About the Bowlers in Cricket

All 11 players in a cricket team may bowl, and although many may want to, only four or five actually gain selection primarily on their bowling skills. The rest of the team comprises four or five specialist batsmen, the wicketkeeper and one or two all-rounders who can bowl, bat and field well. Fast bowlers use outright speed, medium pacers use swing and movement off the pitch, and slow bowlers spin the ball off the pitch, all of them trying to get the opposing batsmen out.
  1. Common Goals

    • All bowlers have the same objectives and rules regardless of their style. They must keep the elbow locked and straight at the moment of release, otherwise it is a throw and an illegal delivery; they must not overstep the crease; and they must not bowl too wide of the batsman's stumps. Their objectives are to hit the three 28-inch high poles (stumps) the batsman is defending, to force the batsman to hit the ball into the air resulting in a catch, or to keep the batsman from scoring by means of a safe hit away from a fielder.

      Each bowler sends down six legal deliveries in an "over," and the game continues with another bowler from the other end of the pitch bowling to the other of the pair of batsmen.

    Fast Bowlers

    • Fast bowlers run in from 20 to 30 yards before leaping into their delivery stride and hurling the ball 60 feet down the pitch to the batsman. The ball is hard -- leather covering cork and latex -- and at 5 1/2 oz., it is 1/2 an oz. heavier than a baseball. Fast bowlers' deliveries reach speeds above 90 mph (the fastest measured at just over 100 mph) and rely on speed and movement off the pitch to be effective. They usually start the team's innings when the ball is new and shiny and will swing more in the air, and they bowl a spell of five or six overs from one end before taking a rest in the outfield.

    Medium Pace

    • The medium pace bowler can usually make the ball swing in the air away or toward the batsman before it bounces. His accuracy, greater than his faster colleague, comes into play when the team needs to keep the opposition's scoring rate down. He can control the ball's swing with his grip and has one side of the ball shinier than the other. By twisting his wrist at the point of delivery he can make the ball move off the pitch in either direction. A medium pacer runs in from about 15 yards and usually bowls at about 70 mph.

    Slow Bowling

    • Slow bowling is invariably spin bowling; the bowler imparts spin on the ball as it leaves her hand so it will dramatically change direction on landing in front of the batsman. Such bowling provokes false shots or complete misses as the ball turns toward the batsman, or away. Spin bowlers are either wrist or finger spinners. Both bowl from short run-ups and consequently can bowl for a long series of overs at a time.

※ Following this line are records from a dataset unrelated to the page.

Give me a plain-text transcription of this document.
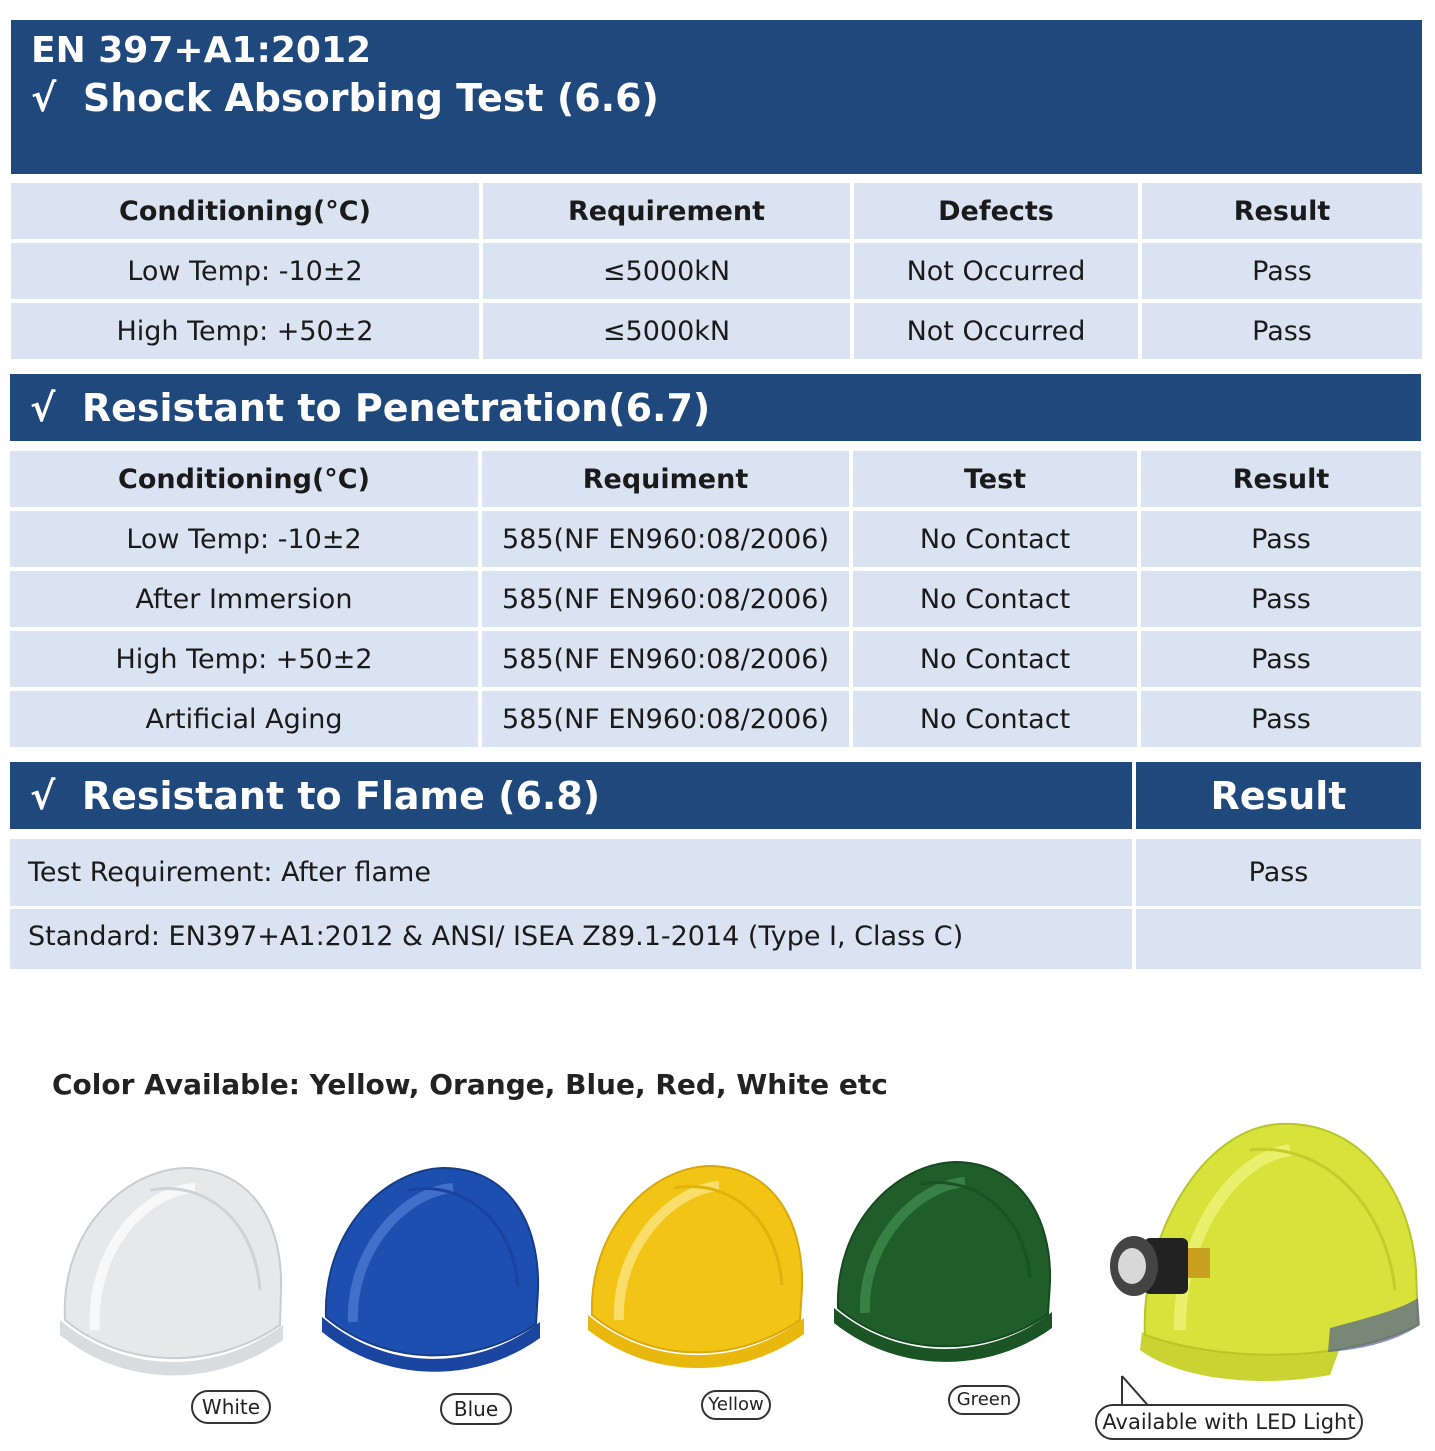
EN 397+A1:2012
√ Shock Absorbing Test (6.6)
Conditioning(°C)	Requirement	Defects	Result
Low Temp: -10±2	≤5000kN	Not Occurred	Pass
High Temp: +50±2	≤5000kN	Not Occurred	Pass
√ Resistant to Penetration(6.7)
Conditioning(°C)	Requiment	Test	Result
Low Temp: -10±2	585(NF EN960:08/2006)	No Contact	Pass
After Immersion	585(NF EN960:08/2006)	No Contact	Pass
High Temp: +50±2	585(NF EN960:08/2006)	No Contact	Pass
Artificial Aging	585(NF EN960:08/2006)	No Contact	Pass
√ Resistant to Flame (6.8)	Result
Test Requirement: After flame	Pass
Standard: EN397+A1:2012 & ANSI/ ISEA Z89.1-2014 (Type I, Class C)
Color Available: Yellow, Orange, Blue, Red, White etc
White	Blue	Yellow	Green
Available with LED Light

      The finger spinner turns the ball by moving her fingers as if she were opening a door. If the bowler is left-handed the ball will move from her right to left and vice versa if the bowler is right-handed. The finger spinner also relies on flight and small movements of the ball in the air to deceive the batsman.

      Wrist spinning is the hardest bowling art to master, but the expert can make the ball move away or into the batsman on landing, with no apparent change of action. She can impart top-spin or make the ball keep low with variations on a "flip-of-the-wrist."